O Queixada encontrou uma bola de couro oficial da Copa perdida na mata e, com o Quati e os outros bichos, pretendia jogar uma partida de futebol. Mas estava com tanto ciúme do novo brinquedo, que começou a inventar regras para não ter que dividi-lo. Assim, um a um, foi excluindo todos que tinham se reunido para a partida, com as desculpas mais esfarrapadas. Por fim, foi-se embora com a sua bola.
O Quati, que no começo até estava apoiando o Queixada, foi se arrependendo ao longo do tempo, conforme os amigos iam sendo dispensados. No final, sozinho e triste, ouviu uma algazarra e, indo na direção do som se deparou com todos os bichos jogando com uma bola de látex. A reviravolta se dá quando, em vez de ser excluído, como o Queixada havia feito com os demais, o Quati é convidado a apitar o jogo. A reação dos animais surpreende, pois eles agem de maneira diferente, sem se vingar, mas acolhendo aquele que os excluiu, demonstrando o mérito de reconhecer os erros e as injustiças e, nesse caso, oferecer e receber o perdão.

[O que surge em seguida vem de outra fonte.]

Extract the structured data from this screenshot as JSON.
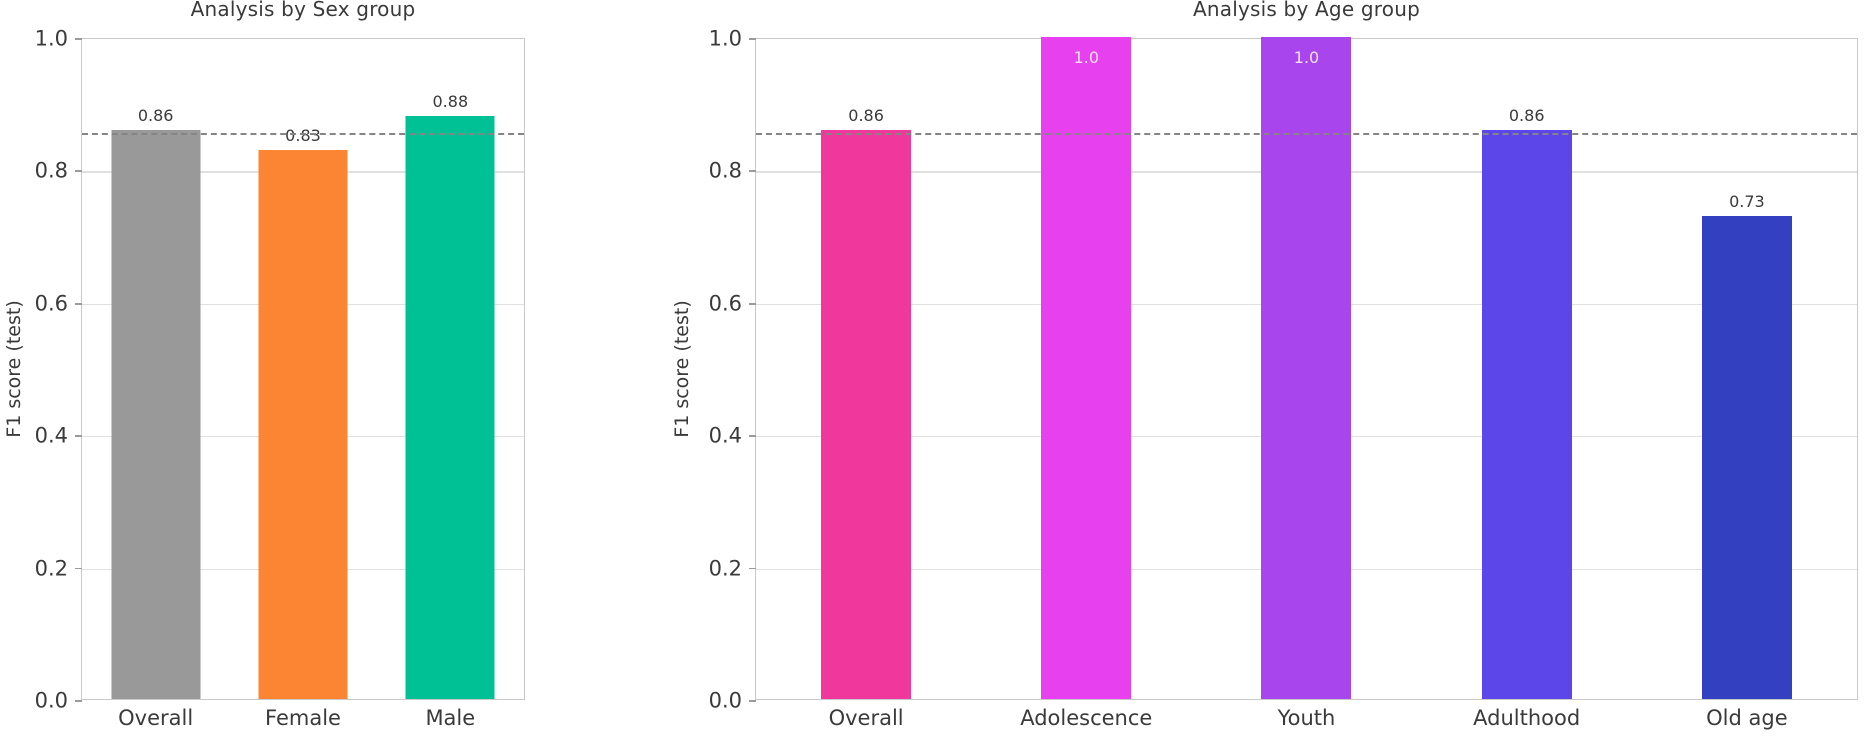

Sem didatismo, mas com humor, a obra aborda uma realidade bastante comum entre crianças que praticam e sofrem bullying: geralmente as humilhações se devem às características físicas, habilidades e deficiências. Neste caso, a obra mostra como o aliado de quem pratica o bullying é manipulado e se torna, ele próprio, também uma vítima. Também trata de uma questão importante para a sociabilidade das crianças, sobretudo as pequenas: aprender a compartilhar e cooperar. Num nível mais amplo, examina temas importantíssimos, especialmente no momento histórico que vivemos, em que posse é sinônimo de poder, intolerâncias e discriminações “criadas” pela sociedade, bobagens usadas em nome dessas duas instâncias, e de como isso, na verdade, leva ao isolamento. Ressalta a importância e a valorização da diversidade, como os talentos individuais podem ser úteis quando compartilhados e usados de forma cooperativa.